5. Concluding remarks
One of the most important contributions of legal geography to legal scholarship has been to reformulate the eternal question “What is law?” into the more materially grounded question: ‘Where is law?’ (Davies, 2017, p. 30). A morphogenetic approach contributes to the understanding of this question by further blurring the conceptual borders between the legal and everything else in the landscape and articulating law as an emergent phenomenon constituted by relations of processes that in themselves are not viewed as legal. Hence, it becomes even more apparent that law is not a unified abstract entity in our biosphere but something continuously emerging in different ways in different landscapes. In the study of the legal protection of wolves this was manifested in the analysis of their legal protection as an everchanging phenomenon that rely as much on cultural, political, ecological or climatological processes as on laws and regulations.

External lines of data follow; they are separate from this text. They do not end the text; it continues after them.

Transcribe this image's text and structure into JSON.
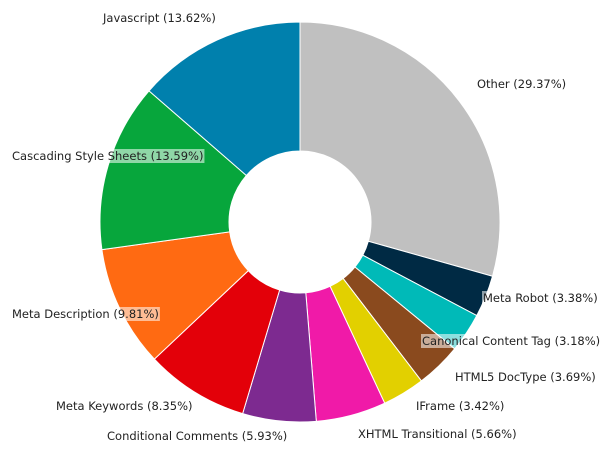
{
  "chart_data": {
    "type": "pie",
    "variant": "donut",
    "title": "",
    "legend": "none",
    "slices": [
      {
        "label": "Other (29.37%)",
        "value": 29.37,
        "color": "#c0c0c0"
      },
      {
        "label": "Meta Robot (3.38%)",
        "value": 3.38,
        "color": "#002a44"
      },
      {
        "label": "Canonical Content Tag (3.18%)",
        "value": 3.18,
        "color": "#00bab8"
      },
      {
        "label": "HTML5 DocType (3.69%)",
        "value": 3.69,
        "color": "#8a4a1e"
      },
      {
        "label": "IFrame (3.42%)",
        "value": 3.42,
        "color": "#e2d000"
      },
      {
        "label": "XHTML Transitional (5.66%)",
        "value": 5.66,
        "color": "#f01aa8"
      },
      {
        "label": "Conditional Comments (5.93%)",
        "value": 5.93,
        "color": "#7d2a90"
      },
      {
        "label": "Meta Keywords (8.35%)",
        "value": 8.35,
        "color": "#e30009"
      },
      {
        "label": "Meta Description (9.81%)",
        "value": 9.81,
        "color": "#ff6a12"
      },
      {
        "label": "Cascading Style Sheets (13.59%)",
        "value": 13.59,
        "color": "#07a63c"
      },
      {
        "label": "Javascript (13.62%)",
        "value": 13.62,
        "color": "#0080ad"
      }
    ]
  }
}
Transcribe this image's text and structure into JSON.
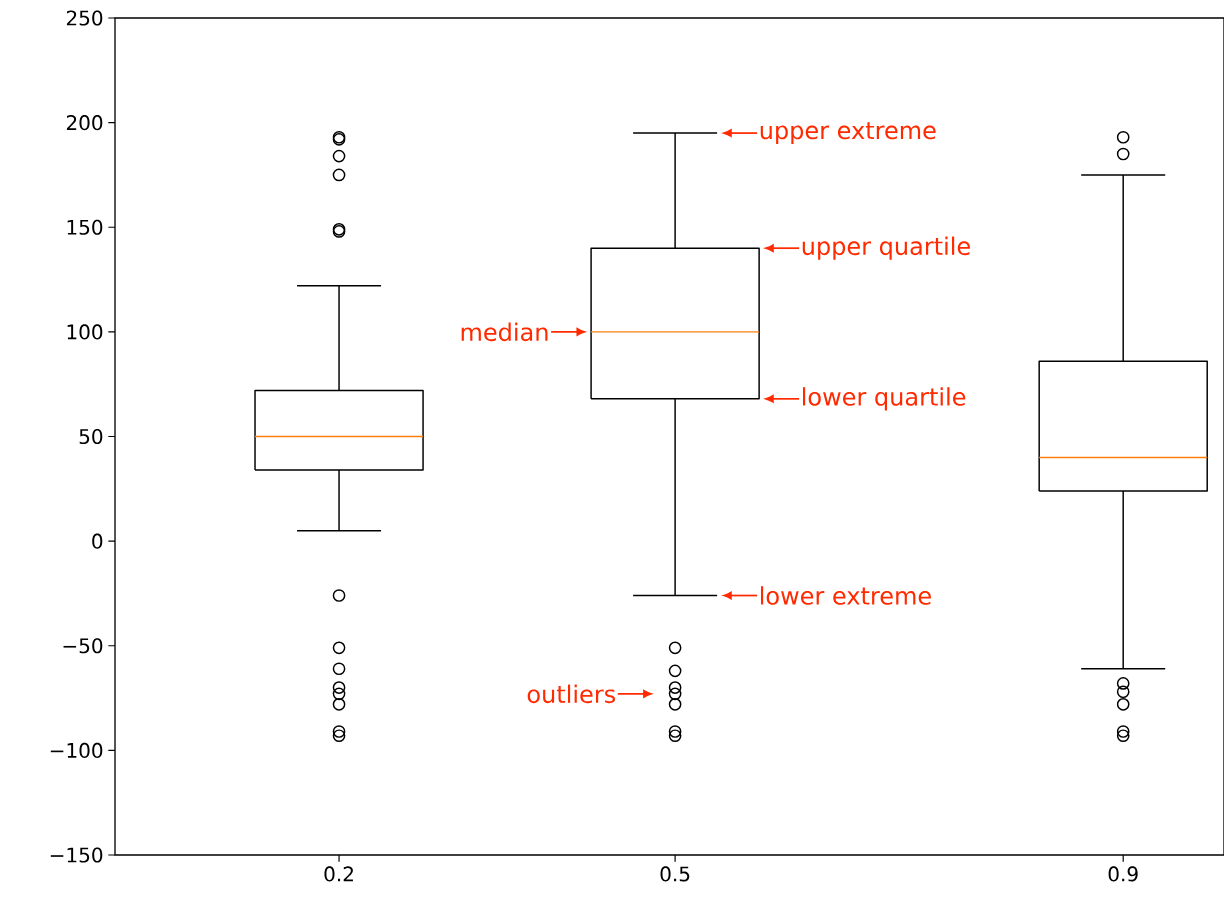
{
  "chart_data": {
    "type": "box",
    "x": [
      0.2,
      0.5,
      0.9
    ],
    "boxes": [
      {
        "low": 5,
        "q1": 34,
        "median": 50,
        "q3": 72,
        "high": 122,
        "outliers": [
          193,
          192,
          184,
          175,
          149,
          148,
          -26,
          -51,
          -61,
          -70,
          -73,
          -78,
          -91,
          -93
        ]
      },
      {
        "low": -26,
        "q1": 68,
        "median": 100,
        "q3": 140,
        "high": 195,
        "outliers": [
          -51,
          -62,
          -70,
          -73,
          -78,
          -91,
          -93
        ]
      },
      {
        "low": -61,
        "q1": 24,
        "median": 40,
        "q3": 86,
        "high": 175,
        "outliers": [
          193,
          185,
          -68,
          -72,
          -78,
          -91,
          -93
        ]
      }
    ],
    "xlim": [
      0,
      0.99
    ],
    "xticks": [
      0.2,
      0.5,
      0.9
    ],
    "ylim": [
      -150,
      250
    ],
    "yticks": [
      {
        "value": -150,
        "label": "−150"
      },
      {
        "value": -100,
        "label": "−100"
      },
      {
        "value": -50,
        "label": "−50"
      },
      0,
      50,
      100,
      150,
      200,
      250
    ],
    "marker": "circle",
    "annotations": [
      "upper extreme",
      "upper quartile",
      "median",
      "lower quartile",
      "lower extreme",
      "outliers"
    ]
  }
}
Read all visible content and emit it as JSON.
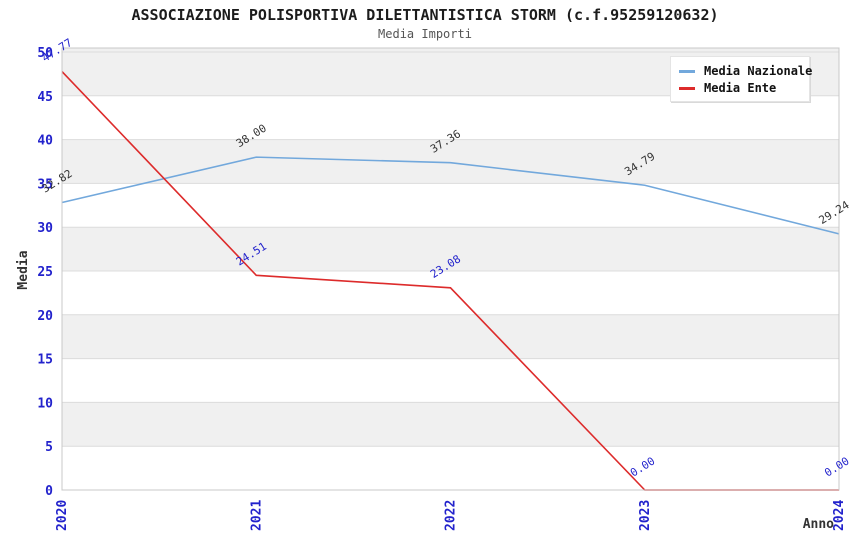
{
  "header": {
    "title": "ASSOCIAZIONE POLISPORTIVA DILETTANTISTICA STORM (c.f.95259120632)",
    "subtitle": "Media Importi"
  },
  "chart_data": {
    "type": "line",
    "title": "ASSOCIAZIONE POLISPORTIVA DILETTANTISTICA STORM (c.f.95259120632)",
    "subtitle": "Media Importi",
    "categories": [
      "2020",
      "2021",
      "2022",
      "2023",
      "2024"
    ],
    "series": [
      {
        "name": "Media Nazionale",
        "color": "#72a8dc",
        "label_color": "#333333",
        "values": [
          32.82,
          38.0,
          37.36,
          34.79,
          29.24
        ]
      },
      {
        "name": "Media Ente",
        "color": "#dd2b2b",
        "label_color": "#2222cc",
        "values": [
          47.77,
          24.51,
          23.08,
          0.0,
          0.0
        ]
      }
    ],
    "xlabel": "Anno",
    "ylabel": "Media",
    "ylim": [
      0,
      50
    ],
    "ytick_step": 5,
    "grid": true,
    "legend_position": "top-right",
    "tick_color": "#2222cc",
    "band_color": "#f0f0f0",
    "grid_color": "#dcdcdc",
    "border_color": "#c8c8c8"
  }
}
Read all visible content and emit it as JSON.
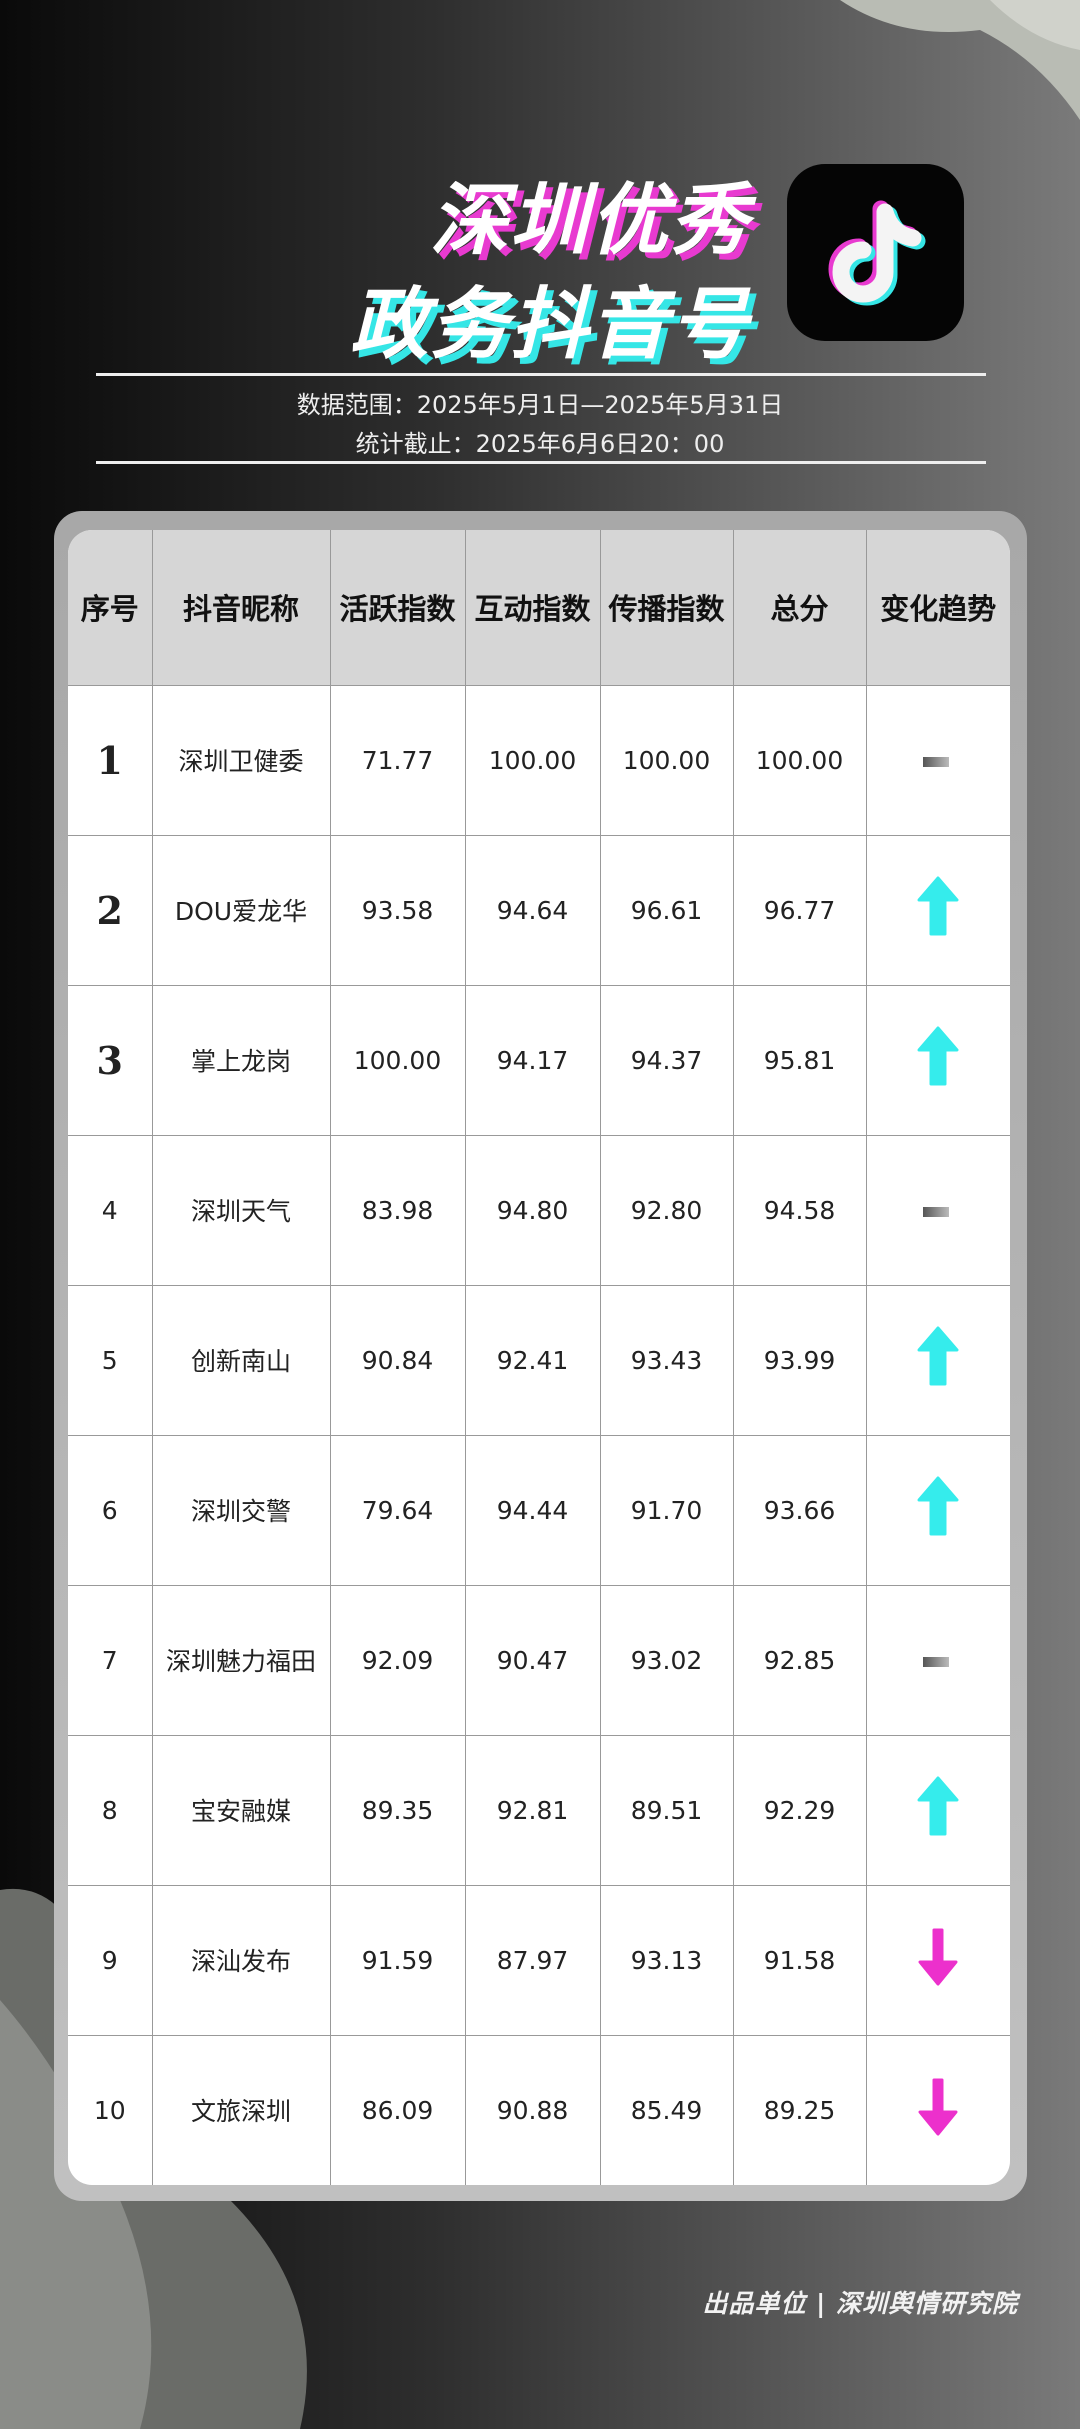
{
  "header": {
    "title_line1": "深圳优秀",
    "title_line2": "政务抖音号",
    "logo": "douyin-logo",
    "data_range": "数据范围：2025年5月1日—2025年5月31日",
    "cutoff": "统计截止：2025年6月6日20：00"
  },
  "colors": {
    "up": "#35ecec",
    "down": "#ec30cc",
    "flat": "#777777"
  },
  "table": {
    "columns": [
      "序号",
      "抖音昵称",
      "活跃指数",
      "互动指数",
      "传播指数",
      "总分",
      "变化趋势"
    ],
    "rows": [
      {
        "rank": "1",
        "name": "深圳卫健委",
        "active": "71.77",
        "interact": "100.00",
        "spread": "100.00",
        "total": "100.00",
        "trend": "flat"
      },
      {
        "rank": "2",
        "name": "DOU爱龙华",
        "active": "93.58",
        "interact": "94.64",
        "spread": "96.61",
        "total": "96.77",
        "trend": "up"
      },
      {
        "rank": "3",
        "name": "掌上龙岗",
        "active": "100.00",
        "interact": "94.17",
        "spread": "94.37",
        "total": "95.81",
        "trend": "up"
      },
      {
        "rank": "4",
        "name": "深圳天气",
        "active": "83.98",
        "interact": "94.80",
        "spread": "92.80",
        "total": "94.58",
        "trend": "flat"
      },
      {
        "rank": "5",
        "name": "创新南山",
        "active": "90.84",
        "interact": "92.41",
        "spread": "93.43",
        "total": "93.99",
        "trend": "up"
      },
      {
        "rank": "6",
        "name": "深圳交警",
        "active": "79.64",
        "interact": "94.44",
        "spread": "91.70",
        "total": "93.66",
        "trend": "up"
      },
      {
        "rank": "7",
        "name": "深圳魅力福田",
        "active": "92.09",
        "interact": "90.47",
        "spread": "93.02",
        "total": "92.85",
        "trend": "flat"
      },
      {
        "rank": "8",
        "name": "宝安融媒",
        "active": "89.35",
        "interact": "92.81",
        "spread": "89.51",
        "total": "92.29",
        "trend": "up"
      },
      {
        "rank": "9",
        "name": "深汕发布",
        "active": "91.59",
        "interact": "87.97",
        "spread": "93.13",
        "total": "91.58",
        "trend": "down"
      },
      {
        "rank": "10",
        "name": "文旅深圳",
        "active": "86.09",
        "interact": "90.88",
        "spread": "85.49",
        "total": "89.25",
        "trend": "down"
      }
    ]
  },
  "footer": {
    "text": "出品单位 | 深圳舆情研究院"
  }
}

As a general approach, understanding law through its morphogenesis could be applied in any legal field. This is not least true in planning and environmental law, where taking account of the entangled processes in the landscape is already a central concern. I hope this process-oriented, relational approach to law will inspire fresh research perspectives while offering practical value beyond academic discourses in legal geography and legal theory.